Chae uśmiechnął się lekko, zauważając zmianę w tonie chłopaka.
-Czego się nie robi dla przyjaciół, prawda? – Westchnął.
Minhyuk zatrzymał się gwałtownie, ale nie był pierwszym, który to uczynił, bo dosłownie chwilę wcześniej, to właśnie Hyungwon, stanął jak wryty, z szeroko otwartymi oczami. Lee nie potrzebował wiele czasu, by zarejestrować co wywarło, aż tak duże wrażenie na jego przyjacielu.
I mimo wszystko chyba wolałby czegoś takiego nie widzieć. Zaraz przy szkolnej bramie stała grupka składająca się z dobrze im znanych osób, gdzie obecność Shownu i Hoseoka była jeszcze zrozumiała, to stojący razem z nimi Kihyun, był jak policzek, którego nie można było puścić płazem.
-Śmieć- warknął Lee, nie mogąc powstrzymać swojej złości.

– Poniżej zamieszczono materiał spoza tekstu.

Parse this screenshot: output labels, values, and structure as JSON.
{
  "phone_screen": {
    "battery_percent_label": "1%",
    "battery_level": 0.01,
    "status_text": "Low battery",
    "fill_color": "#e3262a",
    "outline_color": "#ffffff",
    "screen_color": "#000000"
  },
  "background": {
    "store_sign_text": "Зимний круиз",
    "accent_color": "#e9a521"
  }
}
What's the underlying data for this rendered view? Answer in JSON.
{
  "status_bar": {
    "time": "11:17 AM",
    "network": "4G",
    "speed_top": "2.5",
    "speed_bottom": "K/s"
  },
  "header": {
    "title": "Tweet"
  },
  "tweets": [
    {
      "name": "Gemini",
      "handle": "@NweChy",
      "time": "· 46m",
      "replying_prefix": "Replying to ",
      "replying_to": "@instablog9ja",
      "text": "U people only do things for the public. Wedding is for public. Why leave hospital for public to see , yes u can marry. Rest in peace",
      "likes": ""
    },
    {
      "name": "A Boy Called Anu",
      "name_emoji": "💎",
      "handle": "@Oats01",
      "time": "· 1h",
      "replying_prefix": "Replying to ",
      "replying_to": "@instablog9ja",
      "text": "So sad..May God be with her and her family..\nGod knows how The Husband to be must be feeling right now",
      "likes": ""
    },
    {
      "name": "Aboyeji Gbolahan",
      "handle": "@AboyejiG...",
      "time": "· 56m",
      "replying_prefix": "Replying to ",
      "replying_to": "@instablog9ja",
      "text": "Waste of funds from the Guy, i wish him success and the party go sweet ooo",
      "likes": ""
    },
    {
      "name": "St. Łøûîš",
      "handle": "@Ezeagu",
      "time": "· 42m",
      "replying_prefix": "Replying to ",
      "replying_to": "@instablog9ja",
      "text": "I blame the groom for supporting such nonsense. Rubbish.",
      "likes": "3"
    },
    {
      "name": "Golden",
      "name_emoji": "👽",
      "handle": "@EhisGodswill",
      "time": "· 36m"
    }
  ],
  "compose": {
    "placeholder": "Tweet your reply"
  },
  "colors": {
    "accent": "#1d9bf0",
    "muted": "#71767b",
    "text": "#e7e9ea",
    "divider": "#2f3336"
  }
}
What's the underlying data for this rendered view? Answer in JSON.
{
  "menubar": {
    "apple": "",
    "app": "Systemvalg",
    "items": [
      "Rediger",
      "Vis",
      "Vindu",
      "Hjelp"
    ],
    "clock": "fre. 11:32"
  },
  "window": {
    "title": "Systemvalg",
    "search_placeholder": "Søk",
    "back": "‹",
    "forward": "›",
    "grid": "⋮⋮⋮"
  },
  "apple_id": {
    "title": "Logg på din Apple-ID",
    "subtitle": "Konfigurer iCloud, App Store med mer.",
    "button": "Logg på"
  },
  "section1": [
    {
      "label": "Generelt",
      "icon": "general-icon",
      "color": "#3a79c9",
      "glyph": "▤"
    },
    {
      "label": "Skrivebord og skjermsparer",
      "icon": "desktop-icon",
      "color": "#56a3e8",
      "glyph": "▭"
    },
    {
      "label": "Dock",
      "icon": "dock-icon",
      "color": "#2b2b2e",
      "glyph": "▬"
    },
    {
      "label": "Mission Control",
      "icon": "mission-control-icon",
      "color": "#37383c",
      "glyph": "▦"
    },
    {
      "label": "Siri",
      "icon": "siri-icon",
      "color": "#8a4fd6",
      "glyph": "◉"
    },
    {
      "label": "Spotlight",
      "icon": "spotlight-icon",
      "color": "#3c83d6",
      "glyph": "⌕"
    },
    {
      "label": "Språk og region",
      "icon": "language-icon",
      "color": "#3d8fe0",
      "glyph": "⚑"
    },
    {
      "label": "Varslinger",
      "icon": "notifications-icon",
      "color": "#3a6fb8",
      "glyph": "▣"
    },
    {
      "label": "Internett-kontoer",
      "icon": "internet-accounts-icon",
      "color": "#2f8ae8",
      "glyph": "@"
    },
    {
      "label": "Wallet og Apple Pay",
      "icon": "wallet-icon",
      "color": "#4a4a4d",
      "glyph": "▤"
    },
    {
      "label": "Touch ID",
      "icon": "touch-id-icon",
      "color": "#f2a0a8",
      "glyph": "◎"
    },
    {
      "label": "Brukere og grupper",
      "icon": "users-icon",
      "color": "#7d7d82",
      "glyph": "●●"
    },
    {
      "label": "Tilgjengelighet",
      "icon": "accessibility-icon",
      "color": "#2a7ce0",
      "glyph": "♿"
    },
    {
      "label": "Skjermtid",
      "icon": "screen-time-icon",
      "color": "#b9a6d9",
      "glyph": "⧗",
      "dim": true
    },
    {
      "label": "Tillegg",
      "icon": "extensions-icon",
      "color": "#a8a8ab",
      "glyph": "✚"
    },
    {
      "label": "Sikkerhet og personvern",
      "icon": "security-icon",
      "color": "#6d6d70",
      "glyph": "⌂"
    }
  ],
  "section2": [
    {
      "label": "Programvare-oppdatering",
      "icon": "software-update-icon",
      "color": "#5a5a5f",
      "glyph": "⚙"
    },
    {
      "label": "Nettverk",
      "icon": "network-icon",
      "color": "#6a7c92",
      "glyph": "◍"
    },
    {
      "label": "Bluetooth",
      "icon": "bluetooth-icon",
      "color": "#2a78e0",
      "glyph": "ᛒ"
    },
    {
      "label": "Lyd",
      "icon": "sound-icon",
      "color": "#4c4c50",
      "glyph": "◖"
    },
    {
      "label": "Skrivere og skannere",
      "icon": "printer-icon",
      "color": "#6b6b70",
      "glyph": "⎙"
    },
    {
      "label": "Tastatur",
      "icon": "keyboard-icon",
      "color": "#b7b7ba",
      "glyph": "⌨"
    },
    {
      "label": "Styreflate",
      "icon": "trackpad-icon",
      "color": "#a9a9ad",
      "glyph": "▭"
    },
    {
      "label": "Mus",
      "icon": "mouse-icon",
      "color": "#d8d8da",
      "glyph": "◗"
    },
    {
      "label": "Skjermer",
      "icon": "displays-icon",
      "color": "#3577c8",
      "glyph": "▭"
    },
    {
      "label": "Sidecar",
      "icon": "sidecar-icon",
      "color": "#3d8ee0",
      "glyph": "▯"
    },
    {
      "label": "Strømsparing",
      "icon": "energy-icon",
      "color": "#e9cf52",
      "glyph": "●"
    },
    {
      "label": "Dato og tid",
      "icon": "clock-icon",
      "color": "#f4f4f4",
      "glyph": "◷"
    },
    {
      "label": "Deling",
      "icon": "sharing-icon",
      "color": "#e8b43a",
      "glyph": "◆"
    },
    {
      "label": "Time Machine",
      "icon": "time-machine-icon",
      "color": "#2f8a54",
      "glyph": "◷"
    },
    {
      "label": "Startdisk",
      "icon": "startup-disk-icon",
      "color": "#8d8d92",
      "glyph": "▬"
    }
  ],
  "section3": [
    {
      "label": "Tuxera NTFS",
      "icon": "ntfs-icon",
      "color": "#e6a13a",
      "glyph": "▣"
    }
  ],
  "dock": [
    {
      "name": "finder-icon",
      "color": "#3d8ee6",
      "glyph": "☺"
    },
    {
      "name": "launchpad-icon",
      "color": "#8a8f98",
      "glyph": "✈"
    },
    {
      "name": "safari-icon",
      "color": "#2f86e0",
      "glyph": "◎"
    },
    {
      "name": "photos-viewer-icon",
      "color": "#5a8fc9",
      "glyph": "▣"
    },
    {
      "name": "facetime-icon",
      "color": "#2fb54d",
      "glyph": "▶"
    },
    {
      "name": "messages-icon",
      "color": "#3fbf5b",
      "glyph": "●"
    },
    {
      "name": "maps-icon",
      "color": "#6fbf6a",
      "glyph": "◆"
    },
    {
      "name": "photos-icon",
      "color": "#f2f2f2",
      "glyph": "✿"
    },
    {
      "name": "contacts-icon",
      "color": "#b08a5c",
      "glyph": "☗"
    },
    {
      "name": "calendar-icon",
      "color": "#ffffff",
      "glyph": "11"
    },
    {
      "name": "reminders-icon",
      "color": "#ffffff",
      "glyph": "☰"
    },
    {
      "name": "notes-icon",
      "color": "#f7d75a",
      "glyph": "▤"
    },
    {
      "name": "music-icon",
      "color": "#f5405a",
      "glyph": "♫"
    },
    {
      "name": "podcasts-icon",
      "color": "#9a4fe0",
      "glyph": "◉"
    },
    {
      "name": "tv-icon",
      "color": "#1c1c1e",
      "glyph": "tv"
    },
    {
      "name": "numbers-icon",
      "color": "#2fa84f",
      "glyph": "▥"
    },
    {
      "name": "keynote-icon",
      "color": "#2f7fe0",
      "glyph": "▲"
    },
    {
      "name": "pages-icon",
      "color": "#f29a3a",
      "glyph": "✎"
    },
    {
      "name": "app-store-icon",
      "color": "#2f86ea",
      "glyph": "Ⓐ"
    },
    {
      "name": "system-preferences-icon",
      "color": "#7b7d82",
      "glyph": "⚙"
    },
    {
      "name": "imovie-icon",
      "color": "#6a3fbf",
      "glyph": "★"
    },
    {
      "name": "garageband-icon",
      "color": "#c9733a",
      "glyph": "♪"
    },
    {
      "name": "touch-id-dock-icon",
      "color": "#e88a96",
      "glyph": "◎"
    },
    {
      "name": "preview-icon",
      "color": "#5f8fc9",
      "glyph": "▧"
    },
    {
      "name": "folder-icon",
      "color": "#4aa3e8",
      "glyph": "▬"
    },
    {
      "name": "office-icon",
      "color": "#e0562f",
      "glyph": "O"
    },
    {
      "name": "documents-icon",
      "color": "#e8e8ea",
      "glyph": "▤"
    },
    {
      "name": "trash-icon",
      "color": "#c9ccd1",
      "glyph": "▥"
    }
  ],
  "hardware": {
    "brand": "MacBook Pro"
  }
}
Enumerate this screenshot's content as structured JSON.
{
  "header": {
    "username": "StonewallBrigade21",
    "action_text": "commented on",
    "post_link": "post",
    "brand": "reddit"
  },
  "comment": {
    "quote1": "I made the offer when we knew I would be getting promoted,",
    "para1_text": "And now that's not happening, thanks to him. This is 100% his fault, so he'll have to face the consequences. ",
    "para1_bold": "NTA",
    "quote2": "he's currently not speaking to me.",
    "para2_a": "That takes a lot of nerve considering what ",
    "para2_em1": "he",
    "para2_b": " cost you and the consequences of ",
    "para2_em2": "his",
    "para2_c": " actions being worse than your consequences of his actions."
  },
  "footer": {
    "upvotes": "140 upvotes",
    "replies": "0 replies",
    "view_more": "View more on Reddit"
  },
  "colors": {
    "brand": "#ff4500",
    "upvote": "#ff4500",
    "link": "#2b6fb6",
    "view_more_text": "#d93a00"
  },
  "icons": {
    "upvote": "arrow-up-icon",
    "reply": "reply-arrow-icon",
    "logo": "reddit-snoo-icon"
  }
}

Słysząc te słowa, przyjaciel momentalnie wyrwał się z letargu, szybko odwrócił głowę, by tylko nie patrzeć w wiadomym kierunku, cofając się o krok, prawie się wywrócił, kiedy zdrętwiałe ze zdenerwowania nogi, postanowiły odmówić mu posłuszeństwa. Tu już nie chodziło jedynie o Shina, który w tamtym momencie, wgapiał się w coraz to bledszą twarz Hyungwona, prawdopodobnie to właśnie obecność Yoo wywoływała tak negatywne emocje u Chae.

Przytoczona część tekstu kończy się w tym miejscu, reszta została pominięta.